Citing the banks' weakening financial condition as well as Japan's declining sovereign rating, Fitch lowered its ratings on Mizuho, the world's largest bank by assets; Sumitomo Mitsui Financial Group; UFJ and Mitsubishi Tokyo Financial Group.
The downgrade of the 'Big Four' reflects the growing belief that the capital-raising measures being used by the three weakest, to stave off the threat of an injection of public funds, will fail to neutralise more than a decade of disastrous lending practices.
Bad debts at Japan's largest banks, including regional lenders, have swelled to about Y43,000bn ($360bn). This figure is set to rise once special inspections by the Financial Services Agency, beginning in two weeks, are completed in April.
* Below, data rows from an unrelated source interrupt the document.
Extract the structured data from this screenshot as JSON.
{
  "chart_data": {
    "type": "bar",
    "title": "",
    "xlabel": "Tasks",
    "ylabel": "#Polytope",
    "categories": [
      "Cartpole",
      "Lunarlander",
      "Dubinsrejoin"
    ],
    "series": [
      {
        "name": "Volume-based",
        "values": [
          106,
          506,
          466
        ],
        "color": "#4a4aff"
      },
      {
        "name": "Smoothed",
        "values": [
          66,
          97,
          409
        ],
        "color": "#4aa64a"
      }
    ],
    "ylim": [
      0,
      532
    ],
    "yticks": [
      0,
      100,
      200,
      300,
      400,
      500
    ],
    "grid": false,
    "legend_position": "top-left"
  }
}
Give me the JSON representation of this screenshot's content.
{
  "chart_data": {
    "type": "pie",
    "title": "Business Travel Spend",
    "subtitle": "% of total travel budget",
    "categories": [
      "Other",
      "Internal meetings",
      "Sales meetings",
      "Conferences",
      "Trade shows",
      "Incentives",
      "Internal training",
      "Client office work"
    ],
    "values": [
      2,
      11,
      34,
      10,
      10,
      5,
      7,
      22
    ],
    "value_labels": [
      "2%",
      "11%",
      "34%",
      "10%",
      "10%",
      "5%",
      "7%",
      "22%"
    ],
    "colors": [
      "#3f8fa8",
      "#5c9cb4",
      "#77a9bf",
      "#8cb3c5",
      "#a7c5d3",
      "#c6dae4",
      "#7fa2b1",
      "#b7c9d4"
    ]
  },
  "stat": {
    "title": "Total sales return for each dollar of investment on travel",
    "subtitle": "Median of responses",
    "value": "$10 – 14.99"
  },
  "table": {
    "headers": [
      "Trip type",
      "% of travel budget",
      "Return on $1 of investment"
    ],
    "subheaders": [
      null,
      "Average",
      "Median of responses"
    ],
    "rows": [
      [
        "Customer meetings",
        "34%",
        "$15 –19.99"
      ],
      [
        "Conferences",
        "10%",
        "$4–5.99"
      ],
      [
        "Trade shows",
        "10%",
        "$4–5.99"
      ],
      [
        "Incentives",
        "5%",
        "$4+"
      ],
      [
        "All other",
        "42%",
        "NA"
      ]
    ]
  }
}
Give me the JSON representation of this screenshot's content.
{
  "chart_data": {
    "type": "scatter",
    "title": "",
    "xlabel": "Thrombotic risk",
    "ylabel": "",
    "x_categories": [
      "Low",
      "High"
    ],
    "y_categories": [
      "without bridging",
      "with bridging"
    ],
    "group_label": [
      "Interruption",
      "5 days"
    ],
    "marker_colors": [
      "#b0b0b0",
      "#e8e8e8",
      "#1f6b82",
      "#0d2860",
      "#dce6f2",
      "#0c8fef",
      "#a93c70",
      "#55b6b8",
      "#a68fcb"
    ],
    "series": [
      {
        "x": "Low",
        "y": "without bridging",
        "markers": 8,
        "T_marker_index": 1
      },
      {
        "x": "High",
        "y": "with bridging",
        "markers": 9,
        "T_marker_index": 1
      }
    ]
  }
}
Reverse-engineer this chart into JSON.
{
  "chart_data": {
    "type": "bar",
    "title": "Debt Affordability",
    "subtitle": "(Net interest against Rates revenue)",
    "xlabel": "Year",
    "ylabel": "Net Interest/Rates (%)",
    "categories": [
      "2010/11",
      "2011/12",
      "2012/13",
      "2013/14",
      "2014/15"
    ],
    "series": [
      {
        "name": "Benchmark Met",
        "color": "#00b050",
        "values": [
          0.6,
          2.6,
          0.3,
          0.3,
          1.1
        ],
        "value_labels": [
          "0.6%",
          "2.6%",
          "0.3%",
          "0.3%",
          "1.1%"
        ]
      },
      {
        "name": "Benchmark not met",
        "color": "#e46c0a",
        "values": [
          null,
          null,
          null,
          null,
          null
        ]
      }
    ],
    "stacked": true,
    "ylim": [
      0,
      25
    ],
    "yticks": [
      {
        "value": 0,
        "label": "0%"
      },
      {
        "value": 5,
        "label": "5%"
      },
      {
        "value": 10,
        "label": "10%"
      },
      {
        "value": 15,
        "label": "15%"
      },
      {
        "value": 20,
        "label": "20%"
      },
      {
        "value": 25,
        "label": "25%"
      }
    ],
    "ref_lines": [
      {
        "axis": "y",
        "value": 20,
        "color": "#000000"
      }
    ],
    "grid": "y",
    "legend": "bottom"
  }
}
To support their capital adequacy ratios, Mizuho has announced a Y1,000bn issue of preferred securities, SMFG plans to sell Y150bn in preferred shares to Goldman Sachs, and UFJ has sold Y100bn of loans to Merrill Lynch. MTFG has so far avoided such measures.
Fitch said that, although these moves were a positive sign the banks were taking their problems more seriously, they were insufficient to offset their fundamental weaknesses and would not alleviate the threat of an injection of public funds.
"Fitch continues to take the view that timely and adequate support to the banking system will be forthcoming from the government in the event of need," the rating agency said. It also expressed concerns about the measures taken by Mizuho to bolster its capital base through the issue of preferred securities to companies with which it maintained close relations. Such moves were eroding the quality of its core capital, it said.
Fitch believes such double gearing is dangerous to both parties and increases the risk of system-wide consequences should the bank's difficulties intensify.
The decision to downgrade the banks also reflects Fitch's frustration with the pace of economic and corporate reform in Japan. The agency was the first to coin the phrase "muddling through" to describe the reform process. "While Fitch has been hoping for decisive government action, to date there has been little more than discussion and study of these problems," it said.
Fitch lowered its long-term ratings on the four large banks by one notch and kept its outlook negative. It also downgraded most of Japan's other leading regional banks.